Within two weeks, the design team was able to conceptualize and produce four flexible, lightweight PIH prototypes, delivering three to MGH on April 22 and one to BCH on April 24 for in-clinic evaluation. Patient isolation hoods act as a barrier between patients and healthcare providers to reduce providers’ risk of exposure to viruses and other contaminants during medical procedures.
Alongside the production of physical PIH, this collaborative process of design and evaluation has provoked reflections on the effort’s global, open-source, grassroots nature. Drawn from around the world and from various fields of study and expertise, more than 200 participants produced their designs and evaluations almost entirely via digital platforms, enabling the effort to be global in scope, rapid in pace, and uniquely collaborative.
“These patient isolation hoods are intended to be used in an environment that has extremely high and rigorous standards, and a normal structure and process of design and prototyping would take months or years to accomplish,” says Chris Hansen, digital fabrication specialist at the GSD’s Fabrication Laboratory. “Here, a design has been prototyped and put into a clinical environment in under a month. That was possible only by taking a new, non-hierarchical approach to design development, in which everyone is donating time and energy, and all stakeholders are empowered to make decisions independently.”
The GSD’s Fabrication Lab served as a production site throughout these PIH design efforts; equipped with CNC routers, laser cutters, Zund cutter, 3-D scanners, and other state-of-the-art technology, the Fabrication Lab ordinarily produces physical models for the GSD’s architecture, landscape architecture, urban planning, and urban design students and faculty.

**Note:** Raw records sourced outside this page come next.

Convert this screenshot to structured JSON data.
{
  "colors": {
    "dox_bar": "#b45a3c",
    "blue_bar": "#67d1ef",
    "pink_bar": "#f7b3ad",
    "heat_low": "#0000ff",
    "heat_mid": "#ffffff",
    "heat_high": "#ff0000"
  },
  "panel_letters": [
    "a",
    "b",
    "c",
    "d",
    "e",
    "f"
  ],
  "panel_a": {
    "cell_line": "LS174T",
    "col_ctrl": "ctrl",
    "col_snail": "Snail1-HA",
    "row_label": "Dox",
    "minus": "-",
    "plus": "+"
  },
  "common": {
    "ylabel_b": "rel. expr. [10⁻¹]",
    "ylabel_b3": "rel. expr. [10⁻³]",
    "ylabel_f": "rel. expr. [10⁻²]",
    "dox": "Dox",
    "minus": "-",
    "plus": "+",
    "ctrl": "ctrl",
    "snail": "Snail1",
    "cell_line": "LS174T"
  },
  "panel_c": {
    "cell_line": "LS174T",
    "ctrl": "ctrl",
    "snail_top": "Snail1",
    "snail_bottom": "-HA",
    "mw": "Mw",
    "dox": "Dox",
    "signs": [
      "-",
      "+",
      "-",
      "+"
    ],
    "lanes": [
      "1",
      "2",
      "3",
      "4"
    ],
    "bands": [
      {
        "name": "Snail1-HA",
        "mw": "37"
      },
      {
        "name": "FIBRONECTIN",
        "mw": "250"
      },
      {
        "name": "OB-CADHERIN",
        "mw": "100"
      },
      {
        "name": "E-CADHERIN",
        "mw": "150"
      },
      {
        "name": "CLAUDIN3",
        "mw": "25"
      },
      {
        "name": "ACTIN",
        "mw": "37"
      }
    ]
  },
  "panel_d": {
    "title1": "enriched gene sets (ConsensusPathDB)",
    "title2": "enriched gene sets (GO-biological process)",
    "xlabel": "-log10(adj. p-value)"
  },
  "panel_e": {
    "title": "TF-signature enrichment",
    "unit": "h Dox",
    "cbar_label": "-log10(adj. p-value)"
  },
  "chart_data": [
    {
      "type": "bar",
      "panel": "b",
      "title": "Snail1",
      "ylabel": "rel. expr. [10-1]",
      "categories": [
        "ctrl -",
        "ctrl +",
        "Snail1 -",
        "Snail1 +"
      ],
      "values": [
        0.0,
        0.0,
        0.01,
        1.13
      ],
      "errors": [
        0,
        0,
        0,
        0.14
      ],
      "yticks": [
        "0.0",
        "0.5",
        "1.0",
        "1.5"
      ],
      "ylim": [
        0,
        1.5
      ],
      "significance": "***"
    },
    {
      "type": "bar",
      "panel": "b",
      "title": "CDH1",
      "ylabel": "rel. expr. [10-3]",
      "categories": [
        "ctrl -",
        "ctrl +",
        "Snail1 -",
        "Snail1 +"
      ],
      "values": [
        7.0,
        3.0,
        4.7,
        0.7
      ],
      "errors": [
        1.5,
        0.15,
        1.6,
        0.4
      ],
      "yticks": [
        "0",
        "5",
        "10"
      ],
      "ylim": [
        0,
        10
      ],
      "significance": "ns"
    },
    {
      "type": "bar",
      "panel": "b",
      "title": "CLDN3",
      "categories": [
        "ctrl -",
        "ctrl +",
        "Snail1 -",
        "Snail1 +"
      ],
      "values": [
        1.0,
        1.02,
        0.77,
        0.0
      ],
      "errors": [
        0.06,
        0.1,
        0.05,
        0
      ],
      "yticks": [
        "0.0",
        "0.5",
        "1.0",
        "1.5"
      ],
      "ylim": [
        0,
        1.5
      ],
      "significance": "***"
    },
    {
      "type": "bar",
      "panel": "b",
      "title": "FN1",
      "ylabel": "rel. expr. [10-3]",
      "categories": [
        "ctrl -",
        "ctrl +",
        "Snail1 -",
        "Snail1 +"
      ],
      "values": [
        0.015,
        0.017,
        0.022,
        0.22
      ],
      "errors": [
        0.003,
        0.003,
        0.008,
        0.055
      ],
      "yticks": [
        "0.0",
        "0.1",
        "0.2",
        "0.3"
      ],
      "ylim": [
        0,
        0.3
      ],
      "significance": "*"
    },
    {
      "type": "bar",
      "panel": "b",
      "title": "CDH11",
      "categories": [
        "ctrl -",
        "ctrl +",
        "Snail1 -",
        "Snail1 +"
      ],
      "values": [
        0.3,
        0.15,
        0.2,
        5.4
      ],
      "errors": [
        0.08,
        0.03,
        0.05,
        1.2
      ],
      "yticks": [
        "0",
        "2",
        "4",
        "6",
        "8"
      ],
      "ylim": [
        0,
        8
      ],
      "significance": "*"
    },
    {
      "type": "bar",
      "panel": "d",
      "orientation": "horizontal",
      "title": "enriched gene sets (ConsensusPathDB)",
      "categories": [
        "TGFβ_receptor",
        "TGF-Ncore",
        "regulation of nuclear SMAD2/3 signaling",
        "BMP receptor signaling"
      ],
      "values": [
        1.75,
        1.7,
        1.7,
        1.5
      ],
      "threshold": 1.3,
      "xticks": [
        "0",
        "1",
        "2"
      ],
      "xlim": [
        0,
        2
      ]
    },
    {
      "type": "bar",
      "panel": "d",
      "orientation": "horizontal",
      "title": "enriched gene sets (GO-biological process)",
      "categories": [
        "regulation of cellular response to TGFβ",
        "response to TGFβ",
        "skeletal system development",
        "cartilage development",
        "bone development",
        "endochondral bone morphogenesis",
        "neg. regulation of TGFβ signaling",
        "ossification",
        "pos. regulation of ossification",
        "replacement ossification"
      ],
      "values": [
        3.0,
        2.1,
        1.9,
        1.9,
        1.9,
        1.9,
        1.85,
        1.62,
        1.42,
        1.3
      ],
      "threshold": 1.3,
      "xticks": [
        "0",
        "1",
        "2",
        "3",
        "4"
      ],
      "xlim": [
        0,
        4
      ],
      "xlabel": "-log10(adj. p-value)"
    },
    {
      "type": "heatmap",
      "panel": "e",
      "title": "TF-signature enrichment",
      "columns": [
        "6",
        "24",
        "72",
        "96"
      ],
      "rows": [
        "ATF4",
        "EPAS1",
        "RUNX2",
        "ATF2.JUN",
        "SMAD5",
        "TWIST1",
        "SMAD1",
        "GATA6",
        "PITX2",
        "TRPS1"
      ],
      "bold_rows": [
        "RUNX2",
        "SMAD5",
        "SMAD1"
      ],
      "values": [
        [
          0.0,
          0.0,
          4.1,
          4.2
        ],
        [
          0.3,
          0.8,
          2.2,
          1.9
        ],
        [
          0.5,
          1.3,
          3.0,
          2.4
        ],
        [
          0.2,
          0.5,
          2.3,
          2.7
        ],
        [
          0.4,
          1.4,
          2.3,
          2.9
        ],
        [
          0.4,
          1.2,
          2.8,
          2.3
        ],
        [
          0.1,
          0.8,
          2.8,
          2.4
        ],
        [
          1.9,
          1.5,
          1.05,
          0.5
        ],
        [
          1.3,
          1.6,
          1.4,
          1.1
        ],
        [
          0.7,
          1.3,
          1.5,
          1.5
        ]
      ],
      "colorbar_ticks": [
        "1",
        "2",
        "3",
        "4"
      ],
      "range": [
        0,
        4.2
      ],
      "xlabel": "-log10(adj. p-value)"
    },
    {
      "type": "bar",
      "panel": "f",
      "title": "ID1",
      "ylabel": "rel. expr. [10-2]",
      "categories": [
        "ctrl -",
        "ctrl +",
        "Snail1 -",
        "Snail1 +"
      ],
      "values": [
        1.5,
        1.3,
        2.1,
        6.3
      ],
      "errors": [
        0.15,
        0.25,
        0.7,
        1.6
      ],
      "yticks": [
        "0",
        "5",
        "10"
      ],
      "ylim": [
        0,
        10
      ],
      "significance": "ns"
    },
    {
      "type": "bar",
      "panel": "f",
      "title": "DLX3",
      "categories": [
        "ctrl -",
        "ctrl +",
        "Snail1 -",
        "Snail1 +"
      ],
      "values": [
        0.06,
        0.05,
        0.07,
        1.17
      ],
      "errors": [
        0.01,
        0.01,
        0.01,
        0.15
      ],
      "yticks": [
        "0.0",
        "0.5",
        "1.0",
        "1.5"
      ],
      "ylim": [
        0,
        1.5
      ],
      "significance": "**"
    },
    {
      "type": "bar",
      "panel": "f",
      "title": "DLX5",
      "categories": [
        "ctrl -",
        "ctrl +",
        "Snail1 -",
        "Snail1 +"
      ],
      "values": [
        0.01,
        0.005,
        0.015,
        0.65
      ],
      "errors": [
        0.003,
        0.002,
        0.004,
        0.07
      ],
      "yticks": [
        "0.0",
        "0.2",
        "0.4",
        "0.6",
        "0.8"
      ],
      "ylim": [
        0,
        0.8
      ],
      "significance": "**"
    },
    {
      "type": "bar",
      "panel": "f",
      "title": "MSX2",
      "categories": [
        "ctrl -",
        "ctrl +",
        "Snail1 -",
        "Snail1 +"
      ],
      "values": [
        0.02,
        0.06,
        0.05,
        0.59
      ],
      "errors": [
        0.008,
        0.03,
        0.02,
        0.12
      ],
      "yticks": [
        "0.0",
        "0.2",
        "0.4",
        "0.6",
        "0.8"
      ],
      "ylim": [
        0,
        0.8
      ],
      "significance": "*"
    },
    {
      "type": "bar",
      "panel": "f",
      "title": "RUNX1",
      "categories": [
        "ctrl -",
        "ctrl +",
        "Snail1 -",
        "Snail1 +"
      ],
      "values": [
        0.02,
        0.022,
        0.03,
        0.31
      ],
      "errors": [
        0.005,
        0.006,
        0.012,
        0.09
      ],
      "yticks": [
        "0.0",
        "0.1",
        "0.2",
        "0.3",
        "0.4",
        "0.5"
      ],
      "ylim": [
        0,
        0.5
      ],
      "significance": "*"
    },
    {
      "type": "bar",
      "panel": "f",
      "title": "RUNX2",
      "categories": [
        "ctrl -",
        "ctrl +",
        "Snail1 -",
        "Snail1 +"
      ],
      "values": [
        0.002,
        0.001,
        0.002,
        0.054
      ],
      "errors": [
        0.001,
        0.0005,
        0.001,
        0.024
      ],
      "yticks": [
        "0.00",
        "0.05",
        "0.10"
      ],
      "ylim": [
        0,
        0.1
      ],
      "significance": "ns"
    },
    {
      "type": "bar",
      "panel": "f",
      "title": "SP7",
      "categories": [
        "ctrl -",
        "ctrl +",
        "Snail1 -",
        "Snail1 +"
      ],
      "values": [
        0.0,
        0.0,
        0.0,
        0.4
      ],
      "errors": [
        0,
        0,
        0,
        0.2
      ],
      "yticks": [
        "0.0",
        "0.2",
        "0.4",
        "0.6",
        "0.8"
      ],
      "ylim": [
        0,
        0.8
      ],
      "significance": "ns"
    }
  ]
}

These cross-institutional PIH efforts arose amid previously established, ongoing GSD work with the MGB Center for COVID Innovation, whose mission includes protecting front-line clinical staff and facilitating innovations that reduce the risk of COVID-19 transmission. Throughout March and April, the GSD—most specifically, its Fabrication Lab staff—produced thousands of 3-D-printed face shields and other personal protective equipment, or PPE, for MGB. By May 7, the GSD had fabricated close to 3,200 face shields and 2,200 face visors.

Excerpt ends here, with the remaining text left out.